Comments

  1. John Morales says

    Mmmm. Amusing, I grant.

    Thing is, vikings didn’t wear helmets for transportation safety; they wore them because people would otherwise bash their heads in.

    (Also, being weighed-down with metal on a boat seems rather perverse.

    K.Swamy, I very much like that video. Very Indian, lovely iconography.

    (Thing is, those are headpieces, not helmets. Different things)

  2. Who Cares says

    Need something like that in the Netherlands. And a serious culture change. I have a helmet and I use it when I go on extended bike trips, just not for the reason of reduced head injury. I use it to signal to the rest of traffic that I’m a speedy biker (that is doing 30 km/h+) because only the racers wear them, and people know to look out for single helmets since it tends to signal that a group of racers is nearby of which I’m most likely a straggler (I’m not) and groups tend to behave not exactly nice in traffic in an attempt to stay together. But when I go to my parents who live 15 minutes away at a more sedate speed it doesn’t even occur to me to wear it.

  3. rockwhisperer says

    Back in the Pleistocene (well, okay, the 1980s), when it was possible to pick a time of the weekend when traffic was light in the South San Francisco Bay Area and thus pleasant for a motorcycle ride, Husband and I would go exploring on his mid-1970s Norton Commando. We always wore helmets, called them ‘brain buckets’, and asserted that those who didn’t wear them had nothing to put in them.

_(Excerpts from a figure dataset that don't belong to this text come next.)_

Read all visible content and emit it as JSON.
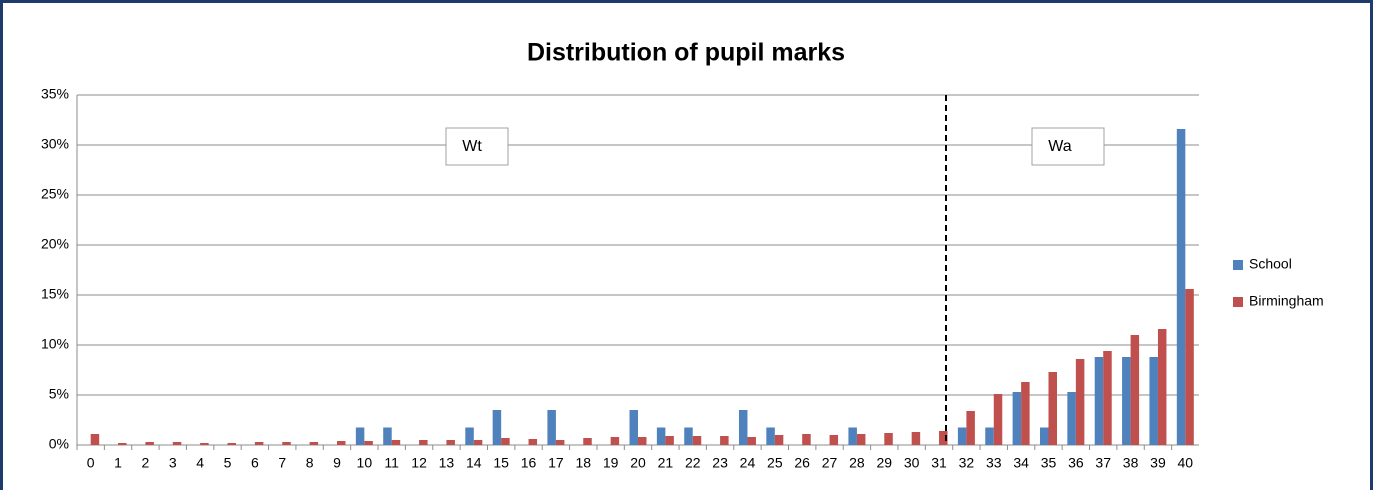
{
  "chart_data": {
    "type": "bar",
    "title": "Distribution of pupil marks",
    "categories": [
      "0",
      "1",
      "2",
      "3",
      "4",
      "5",
      "6",
      "7",
      "8",
      "9",
      "10",
      "11",
      "12",
      "13",
      "14",
      "15",
      "16",
      "17",
      "18",
      "19",
      "20",
      "21",
      "22",
      "23",
      "24",
      "25",
      "26",
      "27",
      "28",
      "29",
      "30",
      "31",
      "32",
      "33",
      "34",
      "35",
      "36",
      "37",
      "38",
      "39",
      "40"
    ],
    "series": [
      {
        "name": "School",
        "color": "#4f81bd",
        "values": [
          0,
          0,
          0,
          0,
          0,
          0,
          0,
          0,
          0,
          0,
          1.75,
          1.75,
          0,
          0,
          1.75,
          3.5,
          0,
          3.5,
          0,
          0,
          3.5,
          1.75,
          1.75,
          0,
          3.5,
          1.75,
          0,
          0,
          1.75,
          0,
          0,
          0,
          1.75,
          1.75,
          5.3,
          1.75,
          5.3,
          8.8,
          8.8,
          8.8,
          31.6
        ]
      },
      {
        "name": "Birmingham",
        "color": "#c0504d",
        "values": [
          1.1,
          0.2,
          0.3,
          0.3,
          0.2,
          0.2,
          0.3,
          0.3,
          0.3,
          0.4,
          0.4,
          0.5,
          0.5,
          0.5,
          0.5,
          0.7,
          0.6,
          0.5,
          0.7,
          0.8,
          0.8,
          0.9,
          0.9,
          0.9,
          0.8,
          1.0,
          1.1,
          1.0,
          1.1,
          1.2,
          1.3,
          1.4,
          3.4,
          5.1,
          6.3,
          7.3,
          8.6,
          9.4,
          11.0,
          11.6,
          15.6
        ]
      }
    ],
    "ylim": [
      0,
      35
    ],
    "yticks": [
      {
        "value": 0,
        "label": "0%"
      },
      {
        "value": 5,
        "label": "5%"
      },
      {
        "value": 10,
        "label": "10%"
      },
      {
        "value": 15,
        "label": "15%"
      },
      {
        "value": 20,
        "label": "20%"
      },
      {
        "value": 25,
        "label": "25%"
      },
      {
        "value": 30,
        "label": "30%"
      },
      {
        "value": 35,
        "label": "35%"
      }
    ],
    "grid": true,
    "legend": "right",
    "annotations": [
      "Wt",
      "Wa"
    ]
  }
}
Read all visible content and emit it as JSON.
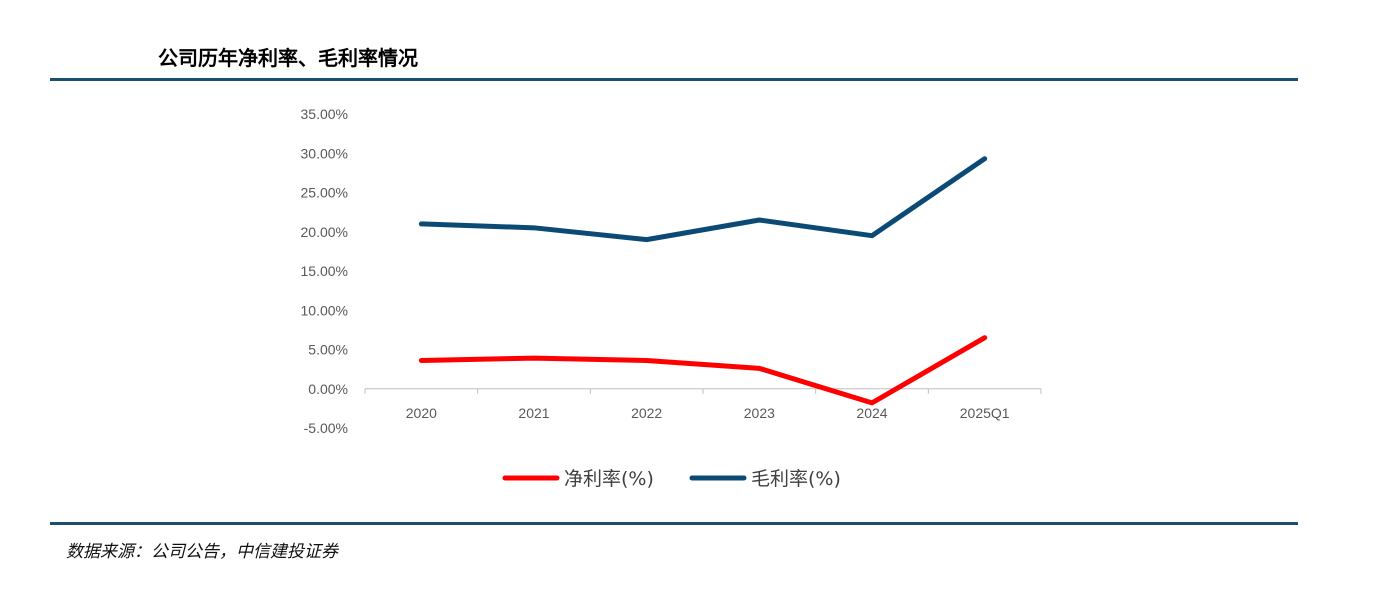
{
  "header": {
    "title": "公司历年净利率、毛利率情况"
  },
  "footer": {
    "source": "数据来源：公司公告，中信建投证券"
  },
  "chart_data": {
    "type": "line",
    "categories": [
      "2020",
      "2021",
      "2022",
      "2023",
      "2024",
      "2025Q1"
    ],
    "series": [
      {
        "name": "净利率(%)",
        "color": "#ff0000",
        "values": [
          3.6,
          3.9,
          3.6,
          2.6,
          -1.8,
          6.5
        ]
      },
      {
        "name": "毛利率(%)",
        "color": "#0c4a76",
        "values": [
          21.0,
          20.5,
          19.0,
          21.5,
          19.5,
          29.3
        ]
      }
    ],
    "y_ticks": [
      "35.00%",
      "30.00%",
      "25.00%",
      "20.00%",
      "15.00%",
      "10.00%",
      "5.00%",
      "0.00%",
      "-5.00%"
    ],
    "ylim": [
      -5,
      35
    ],
    "xlabel": "",
    "ylabel": "",
    "grid": false,
    "legend": "bottom-center"
  }
}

    Fast forward to our current century. Nephew, living further north in the Bay Area, did his commuting by motorcycle. He, too, always wore a helmet, but also good protective clothing from helmet to toes. Near the end of a bridge (over a parking lot, not water, thank Loki) a car or SUV driver pulled up too close behind him and touched his rear wheel with that vehicle’s front bumper. Nephew’s bike went out of control, slammed into the guardrail, and he flew over it and onto a vehicle parked below. Major injuries, hospitalization, rehab. He still rides, though after that he took to commuting by automobile. He is adamant that his helmet and protective clothing saved his life, and his ER team agreed.

  4. Mano Singham says

    rockwhisperer @#6

    I am really sorry to hear about that accident. It sounds awful.